Dieses Bilderbuch ist mutig. Und total cool. Es ist eine Geschichte über Toleranz, Verständnis, über Respekt und die Tatsache, dass jeder so leben soll, wie er möchte. Und es ist eine Geschichte, die zeigt, wie wichtig für ein Kind die Liebe der Eltern als Rückhalt ist. Auch und gerade, wenn man eben nicht so ist wie die anderen. Individuell eben. So als Individuum.

Donaldson/Ogilvie: Nelli Spürnase und die verschwundenen Bücher

“Spürnase“ wird sie von allen genannt, denn Nellis Geruchssinn ist stadtbekannt. Sie schnüffelt mal hier, sie schnüffelt mal dort. Geschah ein Verbrechen?

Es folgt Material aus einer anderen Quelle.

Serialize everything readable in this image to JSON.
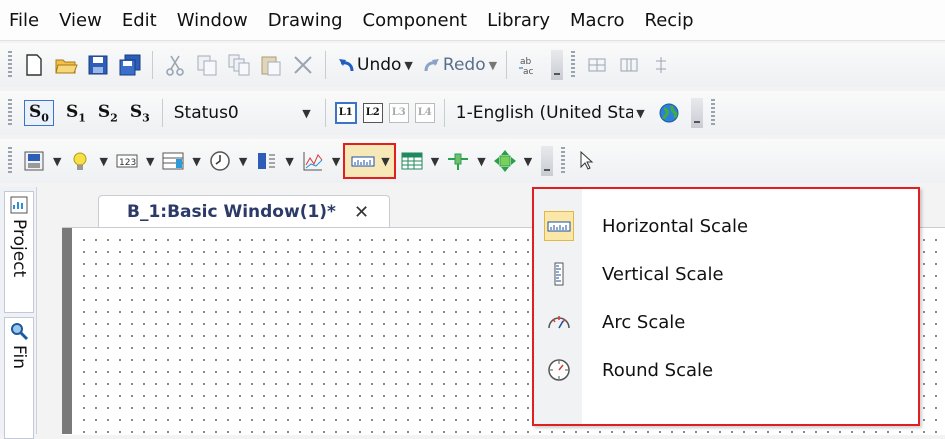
{
  "menu": {
    "items": [
      "File",
      "View",
      "Edit",
      "Window",
      "Drawing",
      "Component",
      "Library",
      "Macro",
      "Recip"
    ]
  },
  "toolbar1": {
    "undo_label": "Undo",
    "redo_label": "Redo"
  },
  "toolbar2": {
    "status_buttons": [
      "S0",
      "S1",
      "S2",
      "S3"
    ],
    "status_value": "Status0",
    "layer_buttons": [
      "L1",
      "L2",
      "L3",
      "L4"
    ],
    "language_value": "1-English (United Sta"
  },
  "doc": {
    "tab_title": "B_1:Basic Window(1)*",
    "close_glyph": "✕"
  },
  "leftpanel": {
    "project_label": "Project",
    "find_label": "Fin"
  },
  "scale_menu": {
    "items": [
      {
        "label": "Horizontal Scale",
        "icon": "horizontal-scale-icon"
      },
      {
        "label": "Vertical Scale",
        "icon": "vertical-scale-icon"
      },
      {
        "label": "Arc Scale",
        "icon": "arc-scale-icon"
      },
      {
        "label": "Round Scale",
        "icon": "round-scale-icon"
      }
    ]
  },
  "colors": {
    "highlight_border": "#e02020",
    "selected_fill": "#f7e9b7",
    "accent_blue": "#3a73c7"
  }
}
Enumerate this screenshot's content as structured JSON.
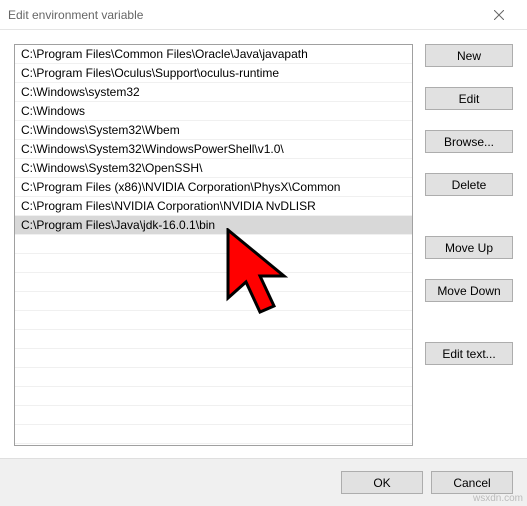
{
  "window": {
    "title": "Edit environment variable"
  },
  "paths": [
    "C:\\Program Files\\Common Files\\Oracle\\Java\\javapath",
    "C:\\Program Files\\Oculus\\Support\\oculus-runtime",
    "C:\\Windows\\system32",
    "C:\\Windows",
    "C:\\Windows\\System32\\Wbem",
    "C:\\Windows\\System32\\WindowsPowerShell\\v1.0\\",
    "C:\\Windows\\System32\\OpenSSH\\",
    "C:\\Program Files (x86)\\NVIDIA Corporation\\PhysX\\Common",
    "C:\\Program Files\\NVIDIA Corporation\\NVIDIA NvDLISR",
    "C:\\Program Files\\Java\\jdk-16.0.1\\bin"
  ],
  "selected_index": 9,
  "buttons": {
    "new": "New",
    "edit": "Edit",
    "browse": "Browse...",
    "delete": "Delete",
    "move_up": "Move Up",
    "move_down": "Move Down",
    "edit_text": "Edit text...",
    "ok": "OK",
    "cancel": "Cancel"
  },
  "watermark": "wsxdn.com"
}
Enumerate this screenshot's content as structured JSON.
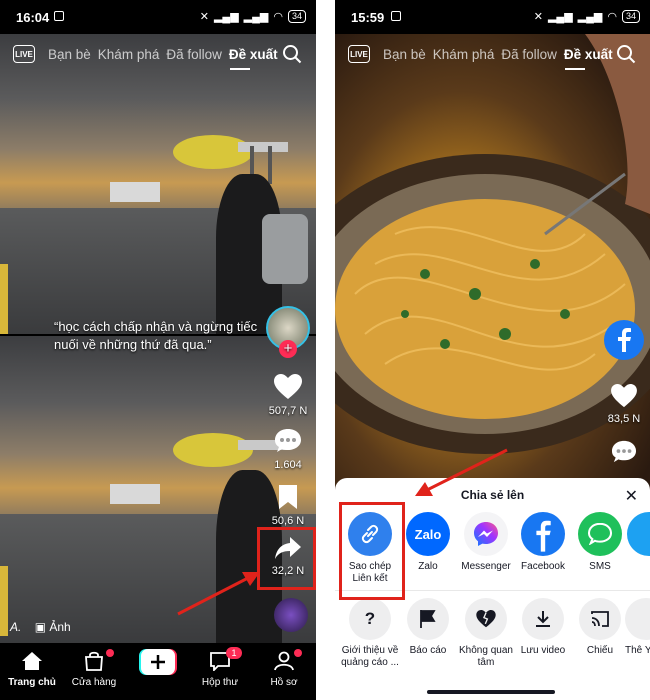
{
  "left": {
    "status": {
      "time": "16:04",
      "battery": "34"
    },
    "nav": {
      "live": "LIVE",
      "tabs": [
        "Bạn bè",
        "Khám phá",
        "Đã follow",
        "Đề xuất"
      ]
    },
    "caption": "“học cách chấp nhận và ngừng tiếc nuối về những thứ đã qua.”",
    "likes": "507,7 N",
    "comments": "1.604",
    "saves": "50,6 N",
    "shares": "32,2 N",
    "photo_label": "Ảnh",
    "author_initial": "A.",
    "bottom": {
      "home": "Trang chủ",
      "shop": "Cửa hàng",
      "inbox": "Hộp thư",
      "inbox_badge": "1",
      "profile": "Hồ sơ"
    }
  },
  "right": {
    "status": {
      "time": "15:59",
      "battery": "34"
    },
    "nav": {
      "live": "LIVE",
      "tabs": [
        "Bạn bè",
        "Khám phá",
        "Đã follow",
        "Đề xuất"
      ]
    },
    "likes": "83,5 N",
    "sheet": {
      "title": "Chia sẻ lên",
      "share": [
        {
          "label": "Sao chép Liên kết"
        },
        {
          "label": "Zalo"
        },
        {
          "label": "Messenger"
        },
        {
          "label": "Facebook"
        },
        {
          "label": "SMS"
        }
      ],
      "actions": [
        {
          "label": "Giới thiệu về quảng cáo ..."
        },
        {
          "label": "Báo cáo"
        },
        {
          "label": "Không quan tâm"
        },
        {
          "label": "Lưu video"
        },
        {
          "label": "Chiếu"
        },
        {
          "label": "Thê Yê"
        }
      ]
    }
  },
  "colors": {
    "highlight": "#e0231b",
    "accent": "#fe2c55",
    "facebook": "#1877f2",
    "zalo": "#0068ff",
    "sms": "#1fc05b"
  }
}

Sie riecht es sofort.

So beginnt die Geschichte, deren Hauptperson ein neugieriger und intelligenter Hund ist. Nellie gehört zu Peter, der reichlich unordentlich ist und dem sie mit ihrer Fähigkeit schon so manches Mal aus der Patsche geholfen hat. Doch ihre Lieblingszeit ist die Lesestunde am Montag, zu der Nellie ihren Peter immer begleitet. Doch eines Tages sind plötzlich die Bücher verschwunden. Doch Nellies Spürnase entgeht nichts und sie jagt mitsamt der Kindermeute quer durch die Stadt, um den Bücherdieb zu fangen. Doch als sie ihn haben, ist alles anders als sie dachten …

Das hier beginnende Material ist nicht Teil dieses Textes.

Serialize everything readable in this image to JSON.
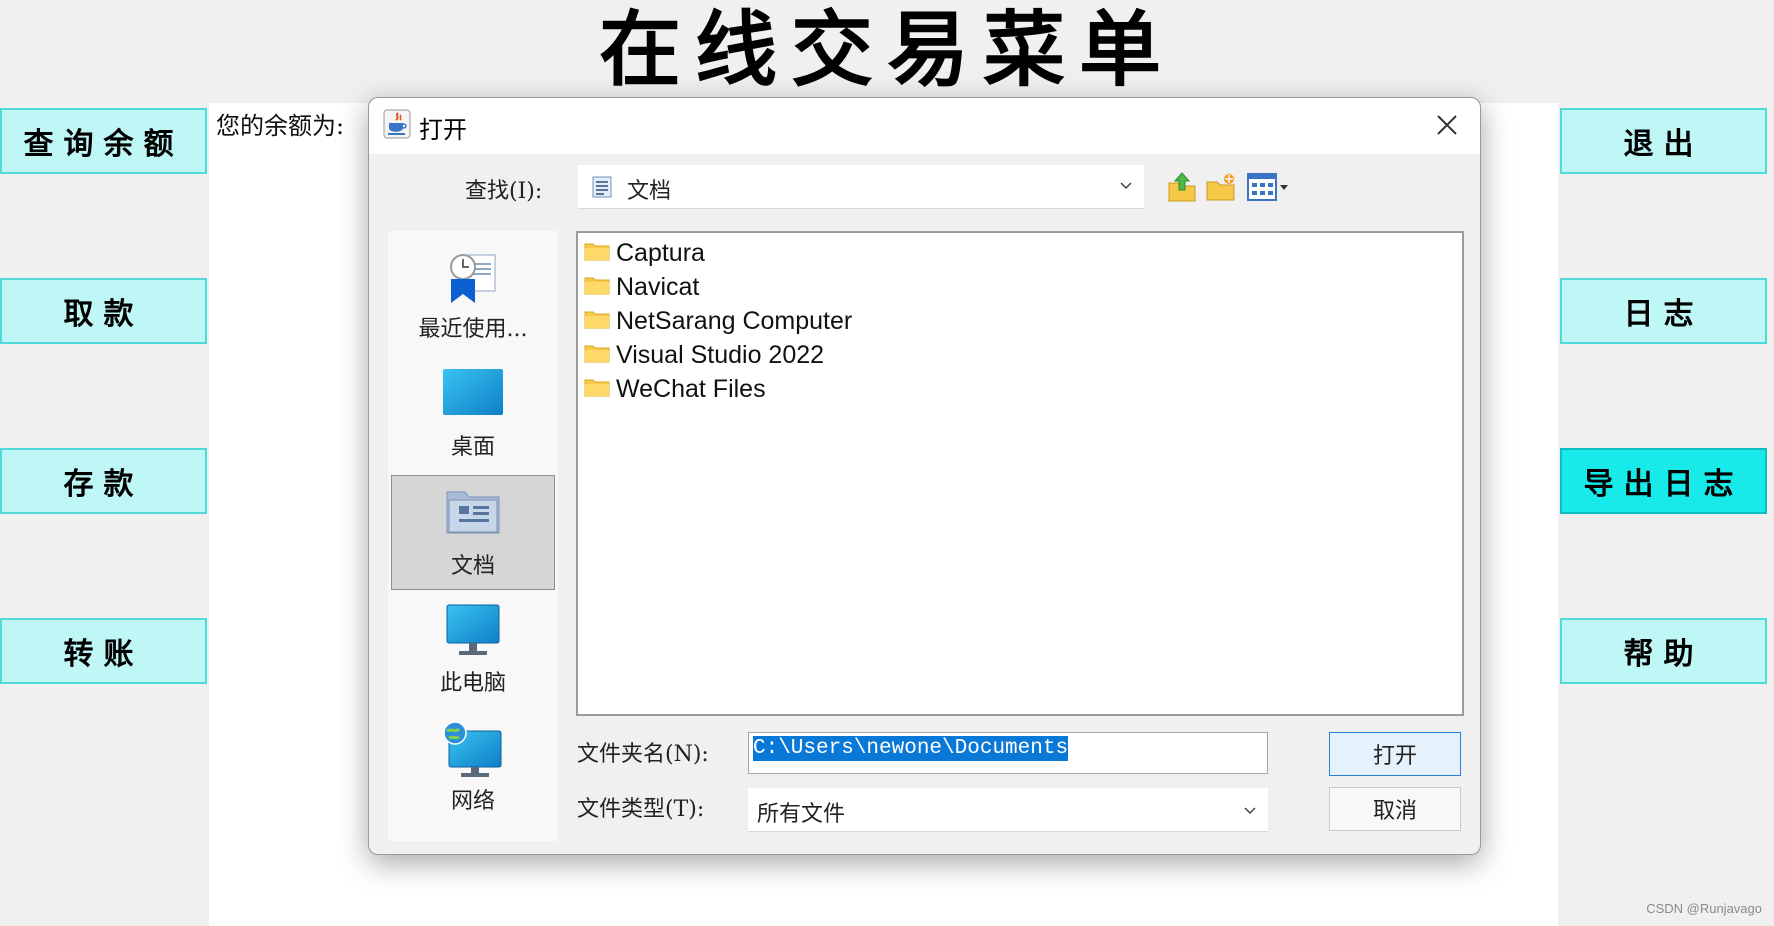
{
  "app": {
    "title": "在线交易菜单",
    "balance_label": "您的余额为:"
  },
  "left_buttons": [
    "查询余额",
    "取款",
    "存款",
    "转账"
  ],
  "right_buttons": [
    "退出",
    "日志",
    "导出日志",
    "帮助"
  ],
  "active_button": "导出日志",
  "dialog": {
    "title": "打开",
    "look_in_label": "查找(I):",
    "look_in_value": "文档",
    "places": [
      "最近使用...",
      "桌面",
      "文档",
      "此电脑",
      "网络"
    ],
    "selected_place": "文档",
    "files": [
      "Captura",
      "Navicat",
      "NetSarang Computer",
      "Visual Studio 2022",
      "WeChat Files"
    ],
    "filename_label": "文件夹名(N):",
    "filename_value": "C:\\Users\\newone\\Documents",
    "filetype_label": "文件类型(T):",
    "filetype_value": "所有文件",
    "open_button": "打开",
    "cancel_button": "取消"
  },
  "icons": {
    "java": "java-cup-icon",
    "close": "close-icon",
    "up": "up-folder-icon",
    "new_folder": "new-folder-icon",
    "view": "view-menu-icon"
  },
  "colors": {
    "side_button_bg": "#bff6f6",
    "side_button_active_bg": "#18e9e9",
    "selection": "#0a78d7",
    "folder": "#f7c948"
  },
  "watermark": "CSDN @Runjavago"
}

Ein Bilderbuch nicht nur für Tierliebhaber. Die Zeichnungen von Sara Ogilvie sind anschaulich und bunt, der Text prägt sich durch die Reime gut ein und die Geschichte ist wirklich mal etwas anderes und hat einen schönen Lerneffekt.

Robert Munsch/Marta Holzhausen: Ich lieb‘ dich für immer

Dieses Bilderbuch sollten sich Eltern zuerst alleine ansehen und dann entscheiden, ob ihr Kind in der Lage ist, es zu verkraften. Denn es thematisiert das Leben an sich. Kommen und Gehen, aber auch Vergehen. Anhand der Beziehung eines Sohnes zu seiner Mutter. Die ihm von klein auf versichert, wie lieb sie ihn hat. Doch „Ich lieb dich für immer“ – ist ein Versprechen, das schwer zu halten ist … auf der einen Seite. Auf der anderen Seite wird Mutterliebe gesät und oft erst sehr viel später im Leben geerntet.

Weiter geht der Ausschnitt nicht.